Chopin – Piano Solo
Frédéric Chopin (1810-1849), zoon van een Franse vader en Poolse moeder, was een sterk lyrisch componist die zijn expressie de vrije loop liet. Grote symfonische werken heeft hij nauwelijks geschreven, met uitzondering van zijn twee pianoconcerten. Hij wijdde zich vooral aan pianomuziek met soms nieuwe vormen: nocturnes, preludes, etudes, polonaises, mazurka’s, ballades, en walsen.
Zijn meeste werken zijn geschreven voor zijn vaderland Polen. De geest van het bezette Polen werd door de gehele westerse wereld gevoeld. Een geschiedschrijver: ‘Chopin droeg geen wapens, maar voor zijn landgenoten was hij de stem van een volk dat zich nooit klein zou laten krijgen.’ Ondanks de uitgesproken Poolse invloeden, gaf Chopin ook uiting aan zijn eigen emoties; zijn muziek herbergt zowel heroïek als fijnzinnigheid. Hij woog nog geen honderd pond, was vrijwel altijd ziek en lag perioden lang aan bed gekluisterd. Toch wist Chopin zeer krachtige en energierijke muziek te componeren.
Polonaises zijn van oorsprong Poolse dansen in driekwartsmaat. Chopin maakte er lyrische stukken van, vol smart, wanhoop, heimwee en soms byzonder virtuoos. Als kind schreef hij reeds Polonaises. In totaal componeerde hij er een twintigtal waarvan er een aantal verloren zijn gegaan. Twee zeer bekende Polonaises zijn Opus 53 in As, de Heroische, met het uitzonderlijke middendeel waarin 51 maal een dynamisch groeiend basmotief zich herhaald. En Opus 40 in A, Militaire.Deze twee Polonaises zijn stormachtig en krijgshaftig. Protestsongs zouden ze nu genoemd worden.
Chopin was 14 toen hij zijn eerste Wals schreef. Aan de wals als dans hield Chopin zich niet. Veelvuldig leest men de tempoaanduiding rubato (= vrij in tempo).
Hij schreef walsen voor de concertzaal, walsen met kracht en virtuositeit. In totaal schreef Chopin een stuk of twintig walsen. Een aantal zijn verloren gegaan. Van de 16 overgebleven walsen zijn voor het luisterpubliek de walsen opus 18 in Es, Grand Valse Brillante, en opus 64 in D, Minutenwals het meest geliefd.

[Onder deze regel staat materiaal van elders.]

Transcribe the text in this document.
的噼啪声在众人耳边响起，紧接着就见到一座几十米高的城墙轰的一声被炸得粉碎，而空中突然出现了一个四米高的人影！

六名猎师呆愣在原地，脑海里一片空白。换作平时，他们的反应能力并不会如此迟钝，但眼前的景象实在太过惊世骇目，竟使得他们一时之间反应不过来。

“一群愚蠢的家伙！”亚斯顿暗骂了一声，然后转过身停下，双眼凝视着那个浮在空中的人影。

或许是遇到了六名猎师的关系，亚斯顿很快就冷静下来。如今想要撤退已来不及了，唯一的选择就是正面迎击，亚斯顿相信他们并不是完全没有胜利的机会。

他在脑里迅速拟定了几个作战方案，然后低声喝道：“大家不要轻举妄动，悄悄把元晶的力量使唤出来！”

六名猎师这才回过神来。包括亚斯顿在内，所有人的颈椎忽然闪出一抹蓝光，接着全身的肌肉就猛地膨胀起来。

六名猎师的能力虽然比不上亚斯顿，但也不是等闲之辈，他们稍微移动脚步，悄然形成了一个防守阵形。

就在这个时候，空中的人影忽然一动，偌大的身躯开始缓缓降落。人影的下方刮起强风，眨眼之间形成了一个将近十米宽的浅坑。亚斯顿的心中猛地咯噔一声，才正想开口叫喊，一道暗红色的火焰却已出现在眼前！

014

Onder een Nocturne verstaat men een romantisch muziekstuk voortkomend uit de nacht. Bij Chopin betreft het geen natuurschilderingen zoals het woud, de zee etc., maar het beleven van de nacht thuis, bijvoorbeeld spelend aan de piano, misschien zelfs bij kaarslicht of bij een knapperend haardvuur. Chopin componeerde 21 Nocturnes als solowerken voor klavier. De hoofdrol is voor de melodie, niet de virtuositeit. De veelal lyrische melodielijn is te vinden in de rechterhand, de linker begeleidt met meestal gebroken akkoorden. Veelal staan Chopins Nocturnes in mineur, doch laat hij ze in majeur eindigen. Overbekende Nocturnes zijn: opus 9 (1830) nummers 1 in Bes, en 2 in Es. Hij componeerde deze juweeltjes toen hij 20 jaar was.
Chopin was een van de eerste componisten die Ballades voor piano schreef. Hij schreef ze tussen 1831 en 1842. Oorspronkelijk is een Ballade een verhalend gedicht of lied. Weemoed, lyriek en dramatiek kenmerken de vier Ballades van Chopin. Allen staan in een 6 tel maatsoort. Ballade 1 noteerde hij als 21 jarige in Wenen. Direct al horen we zijn liefde voor het vaderland. Filmmaker Polanski gebruikte het in de film De pianist (2002). Chopins slechte gezondheid bracht hem naar Mallorca waar hij zijn Ballade 2 componeerde. Hij droeg het werk op aan Robert Schumann. Ballade 3 opent zeer lieflijk (dolce). ‘Er klinkt zowel maan- als zonlicht in deze muziek’ aldus een fan van de componist. Ballade 4 duurt nog geen dertien minuten en wordt toch beschouwd als een van Chopins meesterwerken. Het is de parel onder de ballades.
Eigenlijk is een Prelude een inleiding voor een muziekstuk. Doch Chopin maakte Preludes als zelfstandige composities. De 24 Preludes opus 28 worden beschouwd als een mijlpaal in de pianoliteratuur. Toppianisten spelen ze graag als een cyclus achtereen. Een bekende Prelude is nummer 15, ook wel de Regendruppelprelude genoemd. Het is de langste uit de serie. Maar vergeet ook niet Prelude 4 in e mineur. Chopin componeerde zijn preludes in 1838 toen hij op het eiland Mallorca verbleef. De sfeer van zijn preludes variëren van vreugde, melancholie en wanhoop. Chopin schreef ook nog twee losse preludes 25 en 26 opus 45.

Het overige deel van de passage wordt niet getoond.